Can you make your business model black swan proof? Can anyone make their business model resilient enough to guarantee operations despite weather events, pandemics, wars, disruption of services such as web, wireless, etc.? I doubt anyone can, but at least we can take measures to minimize the effect. I think retail has a long way to go before expansion of brick and mortar, and probably expansion of brick and mortar should be ditched altogether for a fully digital model. The bad thing about this is retail is a good contractor of people, people who do not make much but certainly make more than unemployed ones. Digital business only hires at the top (programmers and engineers who have the job cut out for them and will probably thrive) and the bottom (low wage fulfillment center workers toiling in a warehouse dispatching boxes, or the drivers that accompany the movement.)

Ghost  kitchens probably fared better than restaurants in the pandemic, and I know this to be a fact in Panama. Ghost kitchens however lost revenue to the hundreds or thousands of people furloughed or fired, who turned to the Internet, social media, and their friends, offering food service of all kinds: desserts, sandwiches, pizzas, and many more amenities of the cuisine world. The consumer is probably used to delivery and staying at home and will shy away from restaurants for a long time. Some might not even have the money to do so even if they wanted. I suspect young people will leave the house for bars and food before anyone else, since they are the ones to sustain the least chance of contagion in the next months before full vaccination, and, well, they are young.

The labor climate is tricky. Thousands of young people will enter the workforce soon and compete for whatever little positions are left in a world of economic recession fiercely. People such as myself will have to fight peers thirty years younger, who are willing to work more hours for a fraction of the cost. Companies will push for such a change, inviting older executives to move from salaried to freelance work. Many will revolt at the idea but I would indicate this is not a bad move, since those with significant skills, knowledge and experience will make a substantial living working less hours and securing a place in their companies because others actually need them. It creates a necessity of service without the actual friction of competing inside the corporate structure. 

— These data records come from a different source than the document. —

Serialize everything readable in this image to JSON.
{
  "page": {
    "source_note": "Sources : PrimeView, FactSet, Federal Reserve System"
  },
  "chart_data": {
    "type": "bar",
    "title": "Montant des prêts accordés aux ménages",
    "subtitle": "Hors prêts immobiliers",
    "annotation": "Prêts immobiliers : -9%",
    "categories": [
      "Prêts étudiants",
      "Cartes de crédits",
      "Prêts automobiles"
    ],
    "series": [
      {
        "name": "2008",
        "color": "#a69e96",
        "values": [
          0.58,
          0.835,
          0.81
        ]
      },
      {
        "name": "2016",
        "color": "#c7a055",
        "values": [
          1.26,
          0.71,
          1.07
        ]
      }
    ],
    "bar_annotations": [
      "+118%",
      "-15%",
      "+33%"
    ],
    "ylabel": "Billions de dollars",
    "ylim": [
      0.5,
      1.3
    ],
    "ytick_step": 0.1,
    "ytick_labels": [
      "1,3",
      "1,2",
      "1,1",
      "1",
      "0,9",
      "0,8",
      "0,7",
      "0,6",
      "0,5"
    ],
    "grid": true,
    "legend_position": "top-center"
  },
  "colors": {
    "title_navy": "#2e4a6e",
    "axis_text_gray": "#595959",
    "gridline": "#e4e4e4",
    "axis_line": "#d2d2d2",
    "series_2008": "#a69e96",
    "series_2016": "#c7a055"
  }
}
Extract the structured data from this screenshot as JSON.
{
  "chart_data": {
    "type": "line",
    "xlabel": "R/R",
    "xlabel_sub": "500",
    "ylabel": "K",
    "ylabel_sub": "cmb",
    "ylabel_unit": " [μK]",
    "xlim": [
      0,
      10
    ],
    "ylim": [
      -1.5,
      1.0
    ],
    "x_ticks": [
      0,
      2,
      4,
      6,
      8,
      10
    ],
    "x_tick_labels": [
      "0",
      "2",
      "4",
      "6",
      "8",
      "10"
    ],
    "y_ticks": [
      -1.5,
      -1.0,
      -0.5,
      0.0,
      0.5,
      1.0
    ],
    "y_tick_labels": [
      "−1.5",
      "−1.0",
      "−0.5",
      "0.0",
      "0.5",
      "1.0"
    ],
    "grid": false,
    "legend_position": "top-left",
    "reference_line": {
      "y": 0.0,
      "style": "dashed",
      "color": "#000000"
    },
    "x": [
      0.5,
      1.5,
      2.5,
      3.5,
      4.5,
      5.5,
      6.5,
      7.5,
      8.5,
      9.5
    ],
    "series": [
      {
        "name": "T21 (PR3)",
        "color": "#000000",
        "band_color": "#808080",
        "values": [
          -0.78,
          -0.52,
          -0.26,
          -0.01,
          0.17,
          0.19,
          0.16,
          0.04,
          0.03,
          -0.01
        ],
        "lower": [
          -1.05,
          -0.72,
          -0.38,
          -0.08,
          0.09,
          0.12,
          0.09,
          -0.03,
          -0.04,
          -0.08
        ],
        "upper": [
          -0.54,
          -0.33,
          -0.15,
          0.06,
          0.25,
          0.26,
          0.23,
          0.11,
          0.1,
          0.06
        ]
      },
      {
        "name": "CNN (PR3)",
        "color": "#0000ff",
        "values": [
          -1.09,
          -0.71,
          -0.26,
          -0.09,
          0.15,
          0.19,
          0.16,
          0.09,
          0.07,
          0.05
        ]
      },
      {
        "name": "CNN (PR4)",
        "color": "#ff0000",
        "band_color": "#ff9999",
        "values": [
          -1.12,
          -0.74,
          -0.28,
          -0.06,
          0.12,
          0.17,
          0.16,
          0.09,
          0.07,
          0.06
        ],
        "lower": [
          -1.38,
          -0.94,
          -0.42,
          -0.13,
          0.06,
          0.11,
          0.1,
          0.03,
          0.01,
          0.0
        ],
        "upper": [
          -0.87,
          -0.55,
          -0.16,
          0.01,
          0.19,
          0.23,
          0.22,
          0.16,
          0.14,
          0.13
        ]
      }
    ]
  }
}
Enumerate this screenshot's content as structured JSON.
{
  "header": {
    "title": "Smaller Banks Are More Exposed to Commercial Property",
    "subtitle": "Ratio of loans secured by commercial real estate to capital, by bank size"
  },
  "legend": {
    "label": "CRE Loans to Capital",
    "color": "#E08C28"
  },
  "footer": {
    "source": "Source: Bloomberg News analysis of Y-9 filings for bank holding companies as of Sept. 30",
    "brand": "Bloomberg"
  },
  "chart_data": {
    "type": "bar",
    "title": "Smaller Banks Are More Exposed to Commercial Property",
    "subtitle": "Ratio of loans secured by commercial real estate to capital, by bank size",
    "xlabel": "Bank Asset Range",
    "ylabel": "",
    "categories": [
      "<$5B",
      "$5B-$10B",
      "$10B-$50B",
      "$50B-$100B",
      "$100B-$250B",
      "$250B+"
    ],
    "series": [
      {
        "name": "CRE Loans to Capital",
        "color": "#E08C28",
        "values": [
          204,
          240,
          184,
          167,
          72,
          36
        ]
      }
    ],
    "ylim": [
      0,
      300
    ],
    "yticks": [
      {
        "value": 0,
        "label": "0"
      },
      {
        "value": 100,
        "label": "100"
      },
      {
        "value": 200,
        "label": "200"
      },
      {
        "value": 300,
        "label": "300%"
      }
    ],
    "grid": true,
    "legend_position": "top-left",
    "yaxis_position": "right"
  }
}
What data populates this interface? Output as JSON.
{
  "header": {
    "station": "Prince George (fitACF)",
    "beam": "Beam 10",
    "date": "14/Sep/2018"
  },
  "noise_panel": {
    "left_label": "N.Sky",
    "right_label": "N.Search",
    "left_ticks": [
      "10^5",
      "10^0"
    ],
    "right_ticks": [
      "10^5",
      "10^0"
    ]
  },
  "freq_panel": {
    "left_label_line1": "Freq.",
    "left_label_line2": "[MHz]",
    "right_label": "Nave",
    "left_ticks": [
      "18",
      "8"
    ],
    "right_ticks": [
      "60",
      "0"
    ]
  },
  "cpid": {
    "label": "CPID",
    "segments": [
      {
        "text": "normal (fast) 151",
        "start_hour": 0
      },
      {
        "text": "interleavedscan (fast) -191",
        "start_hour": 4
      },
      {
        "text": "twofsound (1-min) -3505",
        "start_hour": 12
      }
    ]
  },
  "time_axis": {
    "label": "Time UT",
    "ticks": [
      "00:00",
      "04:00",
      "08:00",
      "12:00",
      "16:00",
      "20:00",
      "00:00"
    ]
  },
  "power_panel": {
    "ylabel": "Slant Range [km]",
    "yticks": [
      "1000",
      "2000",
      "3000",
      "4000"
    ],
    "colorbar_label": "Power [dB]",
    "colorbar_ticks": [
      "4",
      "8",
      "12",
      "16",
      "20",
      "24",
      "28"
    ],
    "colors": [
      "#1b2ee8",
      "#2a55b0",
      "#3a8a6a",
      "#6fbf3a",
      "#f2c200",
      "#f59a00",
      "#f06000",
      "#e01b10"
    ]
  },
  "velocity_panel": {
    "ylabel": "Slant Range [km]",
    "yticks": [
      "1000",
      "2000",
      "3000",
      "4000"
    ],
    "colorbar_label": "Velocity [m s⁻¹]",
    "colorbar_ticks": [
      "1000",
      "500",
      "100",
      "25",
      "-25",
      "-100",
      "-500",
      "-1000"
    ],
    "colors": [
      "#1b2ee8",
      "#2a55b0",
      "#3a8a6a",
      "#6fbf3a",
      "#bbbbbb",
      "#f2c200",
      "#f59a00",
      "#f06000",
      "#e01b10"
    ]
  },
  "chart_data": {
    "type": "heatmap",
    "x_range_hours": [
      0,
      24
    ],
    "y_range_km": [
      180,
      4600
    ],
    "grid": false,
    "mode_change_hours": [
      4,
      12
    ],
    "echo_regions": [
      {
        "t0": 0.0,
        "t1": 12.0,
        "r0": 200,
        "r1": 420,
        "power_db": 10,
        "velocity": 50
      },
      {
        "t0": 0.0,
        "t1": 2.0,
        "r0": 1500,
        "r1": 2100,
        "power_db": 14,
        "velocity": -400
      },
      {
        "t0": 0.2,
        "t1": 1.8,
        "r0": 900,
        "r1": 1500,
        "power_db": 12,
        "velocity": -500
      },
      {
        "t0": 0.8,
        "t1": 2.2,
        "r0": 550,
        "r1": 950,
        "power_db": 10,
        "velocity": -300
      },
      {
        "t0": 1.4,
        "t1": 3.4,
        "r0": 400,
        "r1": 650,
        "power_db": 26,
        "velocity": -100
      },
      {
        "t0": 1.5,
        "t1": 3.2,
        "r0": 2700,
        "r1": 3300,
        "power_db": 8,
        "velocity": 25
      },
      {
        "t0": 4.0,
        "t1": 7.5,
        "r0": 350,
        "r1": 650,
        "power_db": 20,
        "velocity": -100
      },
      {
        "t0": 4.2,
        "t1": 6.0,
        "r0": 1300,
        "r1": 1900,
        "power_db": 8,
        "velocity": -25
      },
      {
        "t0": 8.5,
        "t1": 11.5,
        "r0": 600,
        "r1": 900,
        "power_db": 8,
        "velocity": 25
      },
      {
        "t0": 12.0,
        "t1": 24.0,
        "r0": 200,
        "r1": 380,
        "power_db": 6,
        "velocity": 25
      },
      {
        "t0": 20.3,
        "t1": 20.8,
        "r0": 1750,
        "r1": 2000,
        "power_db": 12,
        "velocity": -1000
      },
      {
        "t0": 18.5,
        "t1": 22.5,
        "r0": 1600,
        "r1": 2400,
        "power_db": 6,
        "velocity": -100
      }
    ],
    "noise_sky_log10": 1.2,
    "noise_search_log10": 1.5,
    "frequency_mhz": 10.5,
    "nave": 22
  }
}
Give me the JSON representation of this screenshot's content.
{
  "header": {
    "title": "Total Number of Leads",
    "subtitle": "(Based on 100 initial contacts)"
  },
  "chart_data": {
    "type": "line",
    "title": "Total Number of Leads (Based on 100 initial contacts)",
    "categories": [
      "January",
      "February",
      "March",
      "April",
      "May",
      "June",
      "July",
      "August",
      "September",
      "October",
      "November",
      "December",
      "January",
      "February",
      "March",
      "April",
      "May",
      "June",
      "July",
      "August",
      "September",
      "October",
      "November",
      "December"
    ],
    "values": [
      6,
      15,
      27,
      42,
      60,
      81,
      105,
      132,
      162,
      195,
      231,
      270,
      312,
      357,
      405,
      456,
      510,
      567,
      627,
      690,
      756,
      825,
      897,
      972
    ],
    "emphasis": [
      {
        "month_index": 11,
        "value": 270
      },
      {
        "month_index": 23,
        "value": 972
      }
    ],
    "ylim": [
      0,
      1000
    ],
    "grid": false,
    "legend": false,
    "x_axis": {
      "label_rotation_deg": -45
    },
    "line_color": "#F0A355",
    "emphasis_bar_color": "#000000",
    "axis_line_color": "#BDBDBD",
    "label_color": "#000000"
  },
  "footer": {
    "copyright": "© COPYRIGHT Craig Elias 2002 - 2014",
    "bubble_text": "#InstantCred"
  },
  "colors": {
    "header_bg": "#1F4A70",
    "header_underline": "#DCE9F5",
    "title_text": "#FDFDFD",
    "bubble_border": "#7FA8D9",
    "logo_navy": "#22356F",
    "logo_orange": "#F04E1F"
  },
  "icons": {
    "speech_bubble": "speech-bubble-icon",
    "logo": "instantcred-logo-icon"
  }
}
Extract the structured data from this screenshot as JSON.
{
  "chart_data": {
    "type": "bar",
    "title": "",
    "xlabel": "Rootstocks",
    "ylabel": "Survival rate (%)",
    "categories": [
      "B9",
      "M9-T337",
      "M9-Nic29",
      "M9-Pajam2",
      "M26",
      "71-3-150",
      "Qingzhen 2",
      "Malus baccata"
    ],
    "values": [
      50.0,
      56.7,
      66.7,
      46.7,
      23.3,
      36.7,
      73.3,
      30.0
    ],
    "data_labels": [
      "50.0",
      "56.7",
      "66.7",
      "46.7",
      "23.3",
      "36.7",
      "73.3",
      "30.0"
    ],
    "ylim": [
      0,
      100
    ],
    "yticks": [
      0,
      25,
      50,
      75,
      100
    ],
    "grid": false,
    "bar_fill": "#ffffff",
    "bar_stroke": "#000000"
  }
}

Inside corporations, and outside for those working on their own, the trinity of credit, risk, and cash flow will become the foundation stone of operations. We can no longer bear the uncertainty of risk unless there is sufficient free cash flow to fund such activities without major impacts to one’s financial position. We can no longer bear credit to leverage operations that could go months on end without revenue and thus be asphyxiated by debt. And we can no longer bear operations that don’t return frequent inflows of cash to sustain a non-leveraged operation desperate for sources of income. 

In resume, avoiding credit, bootstrapping for low-risk business models that quickly generate sources of revenue is the way of the next five years. And should black swan events become more prevalent, the way for the next decade or more.